Libby Davies talks about the end of the spring sitting

After Question Period today, I also talked to NDP House Leader Libby Davies about the spring session.

Q: It’s end of sitting – what were your high points?
A: For the NDP, I feel really proud of our members. We’re amongst the most productive members of the House – if you look at committee, what we initiate. We’re the smallest party but what we initiate in very constructive things is always superb. We got our motion passed on EI, on credit cards, on pensions including with the government. We had an EI bill pass, we’ve had other bills pass, motions. So I feel for us, we really struck true to our commitment to bring forward people’s issues. People who are really hurting, people whose rights are being trampled on, and we stuck really hard to that. We didn’t play a lot of games, we just kept hammering away on the government. So I feel really proud of that?

Q: For you? Anything personally?
A: I’m the House Leader for the NDP, so my job is to make sure collectively we all do our job, and again I feel proud that we worked as a really strong team. We have a fabulous caucus, we have a very good leader who works with that caucus. So we have a very strong sense of teamwork – I’m very much a part of that. That’s not things that are always eminently or publicly visible. For me personally, I was very glad to bring forward my housing bill, which I obviously will keep working on, and I’m very happy that we stood very clear on principle on the drug bill [C-15], and it got a fair amount of coverage in the media. The Liberals are now getting a lot of flack in the Senate for the fact that they supported the drug bill going through. So the government’s now criticising the Liberals for holding up the drug bill in the Seante, what they think will happen because they’re getting so much flack. So I feel that on those two things, I did a good job and there’s more to do. For us it was a good session.
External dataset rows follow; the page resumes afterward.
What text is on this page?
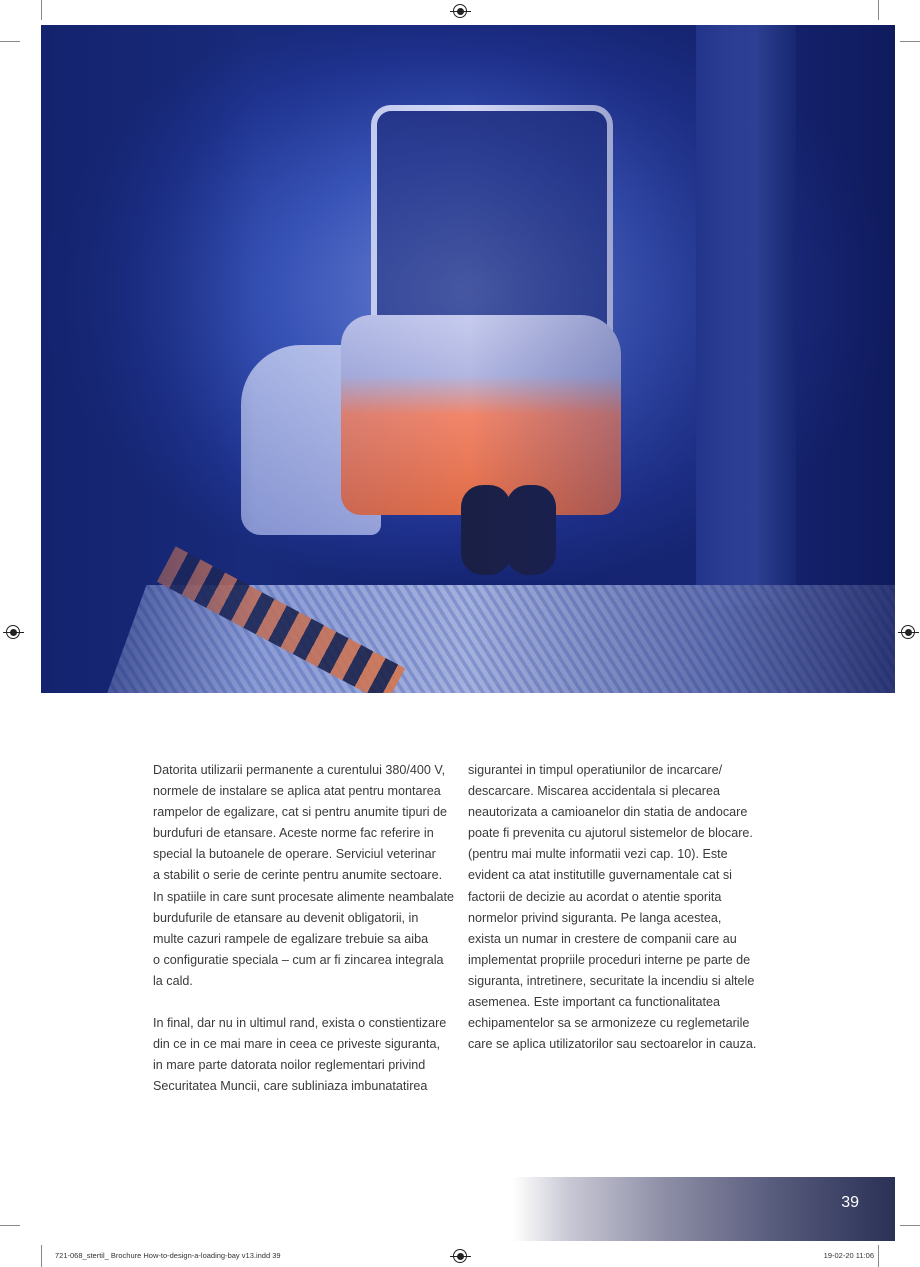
Datorita utilizarii permanente a curentului 380/400 V,
normele de instalare se aplica atat pentru montarea
rampelor de egalizare, cat si pentru anumite tipuri de
burdufuri de etansare. Aceste norme fac referire in
special la butoanele de operare. Serviciul veterinar
a stabilit o serie de cerinte pentru anumite sectoare.
In spatiile in care sunt procesate alimente neambalate
burdufurile de etansare au devenit obligatorii, in
multe cazuri rampele de egalizare trebuie sa aiba
o configuratie speciala – cum ar fi zincarea integrala
la cald.

In final, dar nu in ultimul rand, exista o constientizare
din ce in ce mai mare in ceea ce priveste siguranta,
in mare parte datorata noilor reglementari privind
Securitatea Muncii, care subliniaza imbunatatirea

sigurantei in timpul operatiunilor de incarcare/
descarcare. Miscarea accidentala si plecarea
neautorizata a camioanelor din statia de andocare
poate fi prevenita cu ajutorul sistemelor de blocare.
(pentru mai multe informatii vezi cap. 10). Este
evident ca atat institutille guvernamentale cat si
factorii de decizie au acordat o atentie sporita
normelor privind siguranta. Pe langa acestea,
exista un numar in crestere de companii care au
implementat propriile proceduri interne pe parte de
siguranta, intretinere, securitate la incendiu si altele
asemenea. Este important ca functionalitatea
echipamentelor sa se armonizeze cu reglemetarile
care se aplica utilizatorilor sau sectoarelor in cauza.

39
721-068_stertil_ Brochure How-to-design-a-loading-bay v13.indd 39	19-02-20 11:06
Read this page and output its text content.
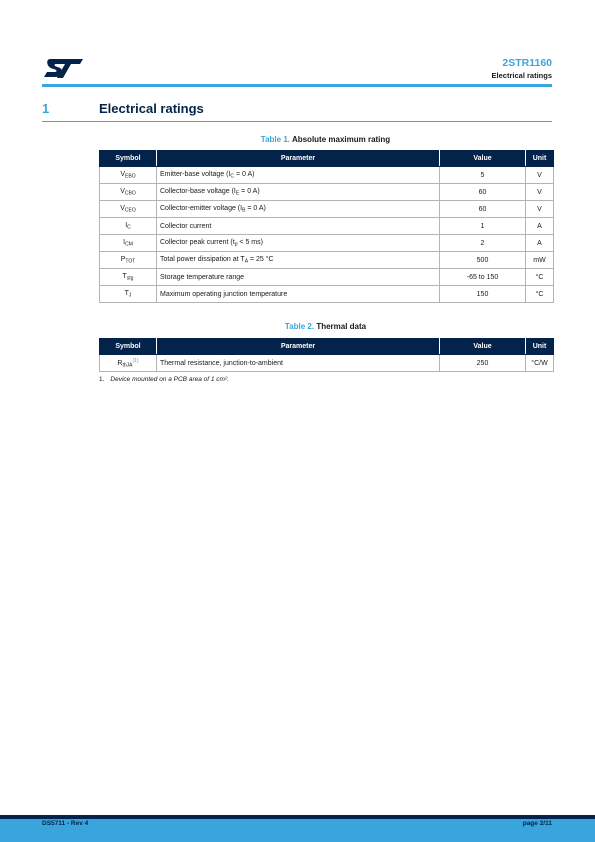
2STR1160
Electrical ratings
1	Electrical ratings
Table 1. Absolute maximum rating
Symbol	Parameter	Value	Unit
$V_{EBO}$	Emitter-base voltage ($I_C = 0$ A)	5	V
$V_{CBO}$	Collector-base voltage ($I_E = 0$ A)	60	V
$V_{CEO}$	Collector-emitter voltage ($I_B = 0$ A)	60	V
$I_C$	Collector current	1	A
$I_{CM}$	Collector peak current ($t_p < 5$ ms)	2	A
$P_{TOT}$	Total power dissipation at $T_A = 25$ °C	500	mW
$T_{stg}$	Storage temperature range	-65 to 150	°C
$T_J$	Maximum operating junction temperature	150	°C
Table 2. Thermal data
Symbol	Parameter	Value	Unit
$R_{thJA}^{(1)}$	Thermal resistance, junction-to-ambient	250	°C/W
1. Device mounted on a PCB area of 1 cm².
DS5711 - Rev 4	page 2/11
Q: In terms of your housing bill, how’s that progressing?
A: I actually have continued to meet with various individuals and organisations, and we’ve been receiving more letters of support, so I really feel that the momentum for the bill is growing. I was also very glad to see that Mr. Ignatieff acknowledged at the FCM [Federation of Canadian Municipalities] that the Liberals made a huge mistake in the 1990s by cutting Canada’s housing programmes. That’s the first time that the Liberals have publicly acknowledged that, that what they did back then was really bad public policy and we’re living [with] the consequences of that today in terms of homelessness and lack of housing for people. I feel like the bill is in a very strong position. It’s come at this critical time to move forward with this message that Canada needs a national housing strategy. Even the Evangelical Fellowship of Canada – they’re very interested and very supportive of the bill and it’s got really broad support. I actually had a meeting with them, and there were lots of issues that I would have liked to discuss with them [laughs] where maybe we didn’t agree, but on the housing question, they’re saying no, we need to have a national housing strategy. They have three-and-a-half million members.

 

Q: When are you planning on having your second hour of debate for that?
A: It’ll be in September.

Q: With the high points, what were the low points?
A: I think the low point was seeing this agreement. I’m stunned that after all the huffing and puffing from the Liberal leader about what they were going to do in order to not have an election, so they got a working group. It’s like uh, what? You got a what? I thought that was pretty low-level. Compared to what the NDP got when we had an opportunity like that in 2005 – we zoomed in and went to bat for people. I was the person who negotiated that – we got the $4.6 billion for housing, post-secondary education, transit, international development. I mean, we got real stuff for people, and they got a working group that maybe will do something, maybe in September? I thought that was the low point actually.

Q: What are you planning to do for the summer?
A: It’ll be very interesting. First of all I’m going to head back to my riding and work like crazy. It’s very, very busy, which is great – I look forward to that. I’ve got lots of appointments – I’m pretty well booked up. And then in July I’m heading out to Copenhagen for the Outgames, and I’m going to be speaking at the conference there, so I’m very much looking forward to that. And then I come back from that and I’m heading straight to Gaza. I’m part of a small delegation of the Canada-Palestine Parliamentary Association. We’ve been planning this trip – it’s been hard to plan but we’re doing it and we’re heading into Gaza. Foreign Affairs won’t support us going into Gaza – we’re doing it on our own, we’re paying our own way, we’re going in to see what’s going on in Gaza and into the West Bank, and then coming back from that, and then I go straight to the NDP convention in Halifax.